Como dice el reconocido sociólogo alemán Ulrich Beck: “A menudo, lo que perjudica la salud y destruye la naturaleza no lo puede conocer la propia sensación, los propios ojos” (Beck, 1998: 33). Esta condición hace que, para reconocer las afectaciones de un riesgo, dependamos de una interpretación experta, lo que nos priva de una supuesta soberanía cognitiva. Para reconocer los riesgos como tales, y referirlos como centro de nuestra acción, es necesario creer en las relaciones invisibles de causalidad y en las proyecciones especulativas que nos ofrece la ciencia. Queda para los representantes de “la Ciencia” la heroica tarea de producir verdades irrefutables y convencer de tales verdades a no expertos desde un lenguaje sencillo. La tragedia contemporánea es que no hay producción científica que ejecute tal ficción.
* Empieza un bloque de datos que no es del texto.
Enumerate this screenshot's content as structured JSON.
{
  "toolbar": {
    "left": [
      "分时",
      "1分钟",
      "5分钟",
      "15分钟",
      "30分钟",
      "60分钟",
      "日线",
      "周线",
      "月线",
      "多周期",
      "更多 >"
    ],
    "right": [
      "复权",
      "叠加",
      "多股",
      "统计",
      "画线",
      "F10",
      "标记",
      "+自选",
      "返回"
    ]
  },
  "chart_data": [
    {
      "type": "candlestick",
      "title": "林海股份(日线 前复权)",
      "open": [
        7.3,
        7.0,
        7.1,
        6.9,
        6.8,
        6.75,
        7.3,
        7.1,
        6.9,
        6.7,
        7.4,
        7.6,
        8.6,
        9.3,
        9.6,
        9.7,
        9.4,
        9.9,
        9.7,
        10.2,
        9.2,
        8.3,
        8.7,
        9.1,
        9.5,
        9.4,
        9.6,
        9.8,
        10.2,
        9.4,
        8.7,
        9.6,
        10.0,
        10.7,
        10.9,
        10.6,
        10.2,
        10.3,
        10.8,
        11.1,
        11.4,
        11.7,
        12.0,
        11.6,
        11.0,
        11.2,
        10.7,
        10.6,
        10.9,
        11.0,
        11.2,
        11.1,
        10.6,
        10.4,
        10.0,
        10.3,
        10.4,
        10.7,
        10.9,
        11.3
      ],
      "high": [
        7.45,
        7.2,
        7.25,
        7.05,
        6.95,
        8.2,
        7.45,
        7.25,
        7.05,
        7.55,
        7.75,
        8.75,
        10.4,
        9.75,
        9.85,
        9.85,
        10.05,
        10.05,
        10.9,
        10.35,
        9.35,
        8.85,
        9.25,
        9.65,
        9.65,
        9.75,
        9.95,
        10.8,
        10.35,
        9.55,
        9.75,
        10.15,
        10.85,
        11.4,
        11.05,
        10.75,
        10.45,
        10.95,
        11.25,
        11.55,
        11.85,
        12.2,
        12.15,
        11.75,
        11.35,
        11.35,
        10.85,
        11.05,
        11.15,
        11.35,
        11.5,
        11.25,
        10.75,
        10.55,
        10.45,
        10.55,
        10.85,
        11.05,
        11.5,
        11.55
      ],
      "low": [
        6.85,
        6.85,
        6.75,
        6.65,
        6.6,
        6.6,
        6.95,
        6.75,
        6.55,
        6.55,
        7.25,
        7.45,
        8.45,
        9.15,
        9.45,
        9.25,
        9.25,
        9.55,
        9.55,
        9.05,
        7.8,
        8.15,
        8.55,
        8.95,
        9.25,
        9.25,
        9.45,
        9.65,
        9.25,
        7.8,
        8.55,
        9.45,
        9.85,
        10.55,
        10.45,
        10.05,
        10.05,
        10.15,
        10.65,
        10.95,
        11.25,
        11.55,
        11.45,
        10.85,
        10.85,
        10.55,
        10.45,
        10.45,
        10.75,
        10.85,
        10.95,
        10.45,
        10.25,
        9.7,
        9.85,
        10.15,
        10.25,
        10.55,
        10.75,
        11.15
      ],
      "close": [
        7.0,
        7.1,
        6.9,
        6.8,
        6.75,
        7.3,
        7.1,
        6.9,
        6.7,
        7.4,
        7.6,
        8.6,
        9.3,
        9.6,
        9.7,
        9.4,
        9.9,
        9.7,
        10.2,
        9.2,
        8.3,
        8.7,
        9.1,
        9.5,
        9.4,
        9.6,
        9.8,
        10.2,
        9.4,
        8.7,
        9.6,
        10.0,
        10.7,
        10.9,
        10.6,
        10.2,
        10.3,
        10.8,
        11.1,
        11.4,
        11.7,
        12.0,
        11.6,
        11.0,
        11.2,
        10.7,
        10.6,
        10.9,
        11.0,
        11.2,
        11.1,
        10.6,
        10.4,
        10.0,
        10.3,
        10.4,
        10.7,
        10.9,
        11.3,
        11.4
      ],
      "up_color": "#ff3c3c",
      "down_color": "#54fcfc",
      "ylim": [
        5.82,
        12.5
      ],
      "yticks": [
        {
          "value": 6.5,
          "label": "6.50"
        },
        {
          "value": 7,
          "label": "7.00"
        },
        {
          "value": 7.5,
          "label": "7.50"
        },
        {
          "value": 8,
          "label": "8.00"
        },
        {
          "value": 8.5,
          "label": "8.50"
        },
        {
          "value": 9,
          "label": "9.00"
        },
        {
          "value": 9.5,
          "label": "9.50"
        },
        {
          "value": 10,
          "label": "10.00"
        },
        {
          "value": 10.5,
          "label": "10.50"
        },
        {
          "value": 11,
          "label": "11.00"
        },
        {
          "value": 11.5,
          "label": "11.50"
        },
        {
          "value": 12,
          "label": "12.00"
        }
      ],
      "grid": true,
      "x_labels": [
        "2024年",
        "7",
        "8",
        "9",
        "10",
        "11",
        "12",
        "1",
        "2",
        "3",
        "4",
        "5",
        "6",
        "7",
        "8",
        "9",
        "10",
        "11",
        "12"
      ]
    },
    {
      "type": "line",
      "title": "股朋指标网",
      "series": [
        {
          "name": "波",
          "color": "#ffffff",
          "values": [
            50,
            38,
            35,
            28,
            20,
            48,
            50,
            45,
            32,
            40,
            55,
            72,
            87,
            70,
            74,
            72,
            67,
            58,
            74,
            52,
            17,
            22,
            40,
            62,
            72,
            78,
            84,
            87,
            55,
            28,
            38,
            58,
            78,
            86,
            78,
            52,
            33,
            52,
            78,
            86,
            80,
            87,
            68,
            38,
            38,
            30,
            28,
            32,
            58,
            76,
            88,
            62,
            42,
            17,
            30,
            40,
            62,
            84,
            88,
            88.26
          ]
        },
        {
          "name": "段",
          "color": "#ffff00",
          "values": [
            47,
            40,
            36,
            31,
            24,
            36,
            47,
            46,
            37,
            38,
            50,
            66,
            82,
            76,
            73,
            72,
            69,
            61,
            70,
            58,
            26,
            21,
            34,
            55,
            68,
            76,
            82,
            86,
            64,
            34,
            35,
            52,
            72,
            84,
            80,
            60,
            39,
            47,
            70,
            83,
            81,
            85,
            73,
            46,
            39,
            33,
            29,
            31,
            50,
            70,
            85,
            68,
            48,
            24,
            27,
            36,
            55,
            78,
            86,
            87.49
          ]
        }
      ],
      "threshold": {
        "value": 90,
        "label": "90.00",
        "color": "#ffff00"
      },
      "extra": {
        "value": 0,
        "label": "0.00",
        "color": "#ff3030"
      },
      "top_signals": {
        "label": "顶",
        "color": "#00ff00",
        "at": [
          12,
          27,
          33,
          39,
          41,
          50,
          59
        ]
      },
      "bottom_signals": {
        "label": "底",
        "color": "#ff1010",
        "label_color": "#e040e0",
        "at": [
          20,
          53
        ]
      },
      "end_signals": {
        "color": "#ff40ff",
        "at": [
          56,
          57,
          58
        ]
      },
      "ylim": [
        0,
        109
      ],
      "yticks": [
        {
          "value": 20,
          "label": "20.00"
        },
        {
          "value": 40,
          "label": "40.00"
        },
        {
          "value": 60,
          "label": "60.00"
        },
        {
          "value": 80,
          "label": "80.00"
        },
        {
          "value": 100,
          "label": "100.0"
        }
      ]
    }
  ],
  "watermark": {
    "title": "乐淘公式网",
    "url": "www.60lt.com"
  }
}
El dilema del cubrebocas es un claro ejemplo de una crisis de las autoridades científicas: hasta el momento no se logra convenir sobre la pertinencia y la eficacia de su uso generalizado como medida de prevención ante el contagio. Al respecto, vemos cómo los Centros para el Control y la Prevención de Enfermedades (cdc, por sus siglas en inglés) han transitado de una recomendación laxa a una más enérgica en torno al uso de cubrebocas en Estados Unidos. Por otro lado, la Organización Mundial de la Salud eludía pronunciarse abiertamente a favor, lo mismo que el gobierno federal mexicano, representado en la figura de Hugo López-Gatell, subsecretario de Prevención y Promoción de la Salud. Fue más de dos meses después de iniciada la Jornada Nacional de Sana Distancia que el subsecretario recomendó el cubrebocas como medida auxiliar para evitar la propagación del virus. Llama la atención el posicionamiento más temprano de gobiernos locales (León, Monterrey, Ciudad de México, Estado de México y Mérida, por mencionar algunos) que ordenaron el uso de cubrebocas en espacios públicos, particularmente en el transporte público. Al parecer, el principio precautorio ha dominado en contextos locales y, ante la duda, se promueve su uso, aunque no haya resultados científicos concluyentes que fundamenten la iniciativa. O quizá sea la lógica de mercado y el principio de escasez los que orienten a las autoridades a ser cautas respecto a la recomendación del uso del cubrebocas; lo cierto es que el ciudadano queda expuesto, confundido y vulnerable en medio de la disputa.
Lo aquí vertido debe leerse como una reflexión a partir de argumentos teóricos —desde la sociología del riesgo y la antropología cultural— que carece de la evidencia empírica para explorar más de cerca los tipos de comportamiento frente al riesgo. Un corpus de las representaciones sobre la enfermedad y las reacciones frente a ella nos permitiría comprender, en contextos determinados, las actitudes y disposiciones en torno al episodio, a modo de resolver por qué algunos actúan como actúan y no de otra manera.
En la multiplicidad de narrativas sobre el riesgo aquí revisadas, no debe dejar de mencionarse que aquel discurso que no reconozca como un riesgo la pandemia incrementa la vulnerabilidad de los demás, toda vez que la decisión individual que se tome sobre el cuerpo propio (lavar manos, usar sanitizante, distanciarlo de otros) tiene consecuencias significativas para otros cuerpos. Esto es pilar de cualquier estrategia de salud pública. Mientas tanto, justamente el cubrebocas —de uso sugerido, obligado o minimizado— será, por tiempo indefinido, un recordatorio visible de que un riesgo recorre el mundo: el riesgo del COVID-19.◊
Referencia
Beck, Ulrich (1998), La sociedad del riesgo. Hacia una nueva modernidad, Barcelona, Paidós.
* LIDIA GONZÁLEZ MALAGÓN
Es socióloga y estudiante del Doctorado en Urbanismo en la Universidad Nacional Autónoma de México.